Sur l'allocation personnalisée d'autonomie

Mme [A] [L], M. [Q] [H], M. [U] [O] et M. [Y] [L] reprochent à M. [K] [O] de s'être abstenu d'effectuer les démarches nécessaires pour permettre à sa mère de percevoir l'allocation personnalisée d'autonomie dont ils affirment qu'elle lui aurait permis de rester à son domicile en bénéficiant d'une aide quotidienne et qu'elle aurait été nécessaire à sa qualité de vie.

Ils asseyent cependant leur argumentation sur les dispositions du code de l'action sociale et des familles réglementant l'attribution de l'allocation personnalisée d'autonomie en établissement, qui ne sont par définition pas destinées à régir la perception par les bénéficiaires d'une allocation permettant leur maintien à domicile.

Les appelants soutiennent par ailleurs que la négligence de M. [K] [O] dans la réalisation des démarches d'obtention de ladite allocation aurait causé à [F] [N] un préjudice économique. Ils s'abstiennent toutefois de chiffrer ou même d'évaluer sommairement ledit préjudice, se bornant à rappeler que le classement de la majeure protégée en GIR 4 puis en GIR 2 ouvrait droit à l'APA, et que le département de l'Essonne attribuait des aides ponctuelles sur la base de circulaires départementales ayant mis en place des plans d'aides personnalisées.

La demande présentée par les appelants s'avère ainsi particulièrement imprécise et ne peut être directement rattachée en son montant à la demande de condamnation pécuniaire qu'ils dirigent à l'encontre de M. [K] [O] au titre de la diminution de la consistance du patrimoine de la défunte.

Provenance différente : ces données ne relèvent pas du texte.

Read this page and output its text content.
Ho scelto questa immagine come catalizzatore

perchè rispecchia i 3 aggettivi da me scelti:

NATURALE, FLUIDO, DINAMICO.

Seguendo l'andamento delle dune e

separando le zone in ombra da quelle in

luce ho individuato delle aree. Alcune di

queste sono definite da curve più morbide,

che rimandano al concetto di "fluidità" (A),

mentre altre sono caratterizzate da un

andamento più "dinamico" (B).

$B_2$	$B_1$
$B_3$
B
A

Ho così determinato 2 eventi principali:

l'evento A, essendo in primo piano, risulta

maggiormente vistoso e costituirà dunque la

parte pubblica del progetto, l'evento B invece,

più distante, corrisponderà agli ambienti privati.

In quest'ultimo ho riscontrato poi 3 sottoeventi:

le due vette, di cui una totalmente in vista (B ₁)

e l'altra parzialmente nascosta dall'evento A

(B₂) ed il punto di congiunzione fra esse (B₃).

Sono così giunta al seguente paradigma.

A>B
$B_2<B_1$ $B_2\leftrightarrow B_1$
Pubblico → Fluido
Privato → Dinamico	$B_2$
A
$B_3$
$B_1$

Il doit en outre être rappelé que l'octroi de l'APA répond notamment à des conditions de revenus de la personne concernée dont il n'est pas établi en l'état des pièces produites qu'elles auraient pu être remplies par [F] [N].

Par surcroît, les appelants ne démontrent nullement que la perception par [F] [N] de l'APA et son maintien à domicile auraient engendré des coûts plus réduits que sa prise en charge en EHPAD. Le préjudice économique allégué s'avère d'autant moins caractérisé.

Sur le défaut de préservation des biens d'[F] [N]

En vertu des dispositions de l'article 426 du code civil précité et de l'article 490-2 ancien qui portait les mêmes obligations jusqu'au 1er janvier 2009, il incombait à M. [K] [O] de conserver les meubles garnissant le logement d'[F] [N] à sa disposition aussi longtemps que possible ou, si leur aliénation s'avérait nécessaire, de requérir l'autorisation du juge des tutelles à cette fin.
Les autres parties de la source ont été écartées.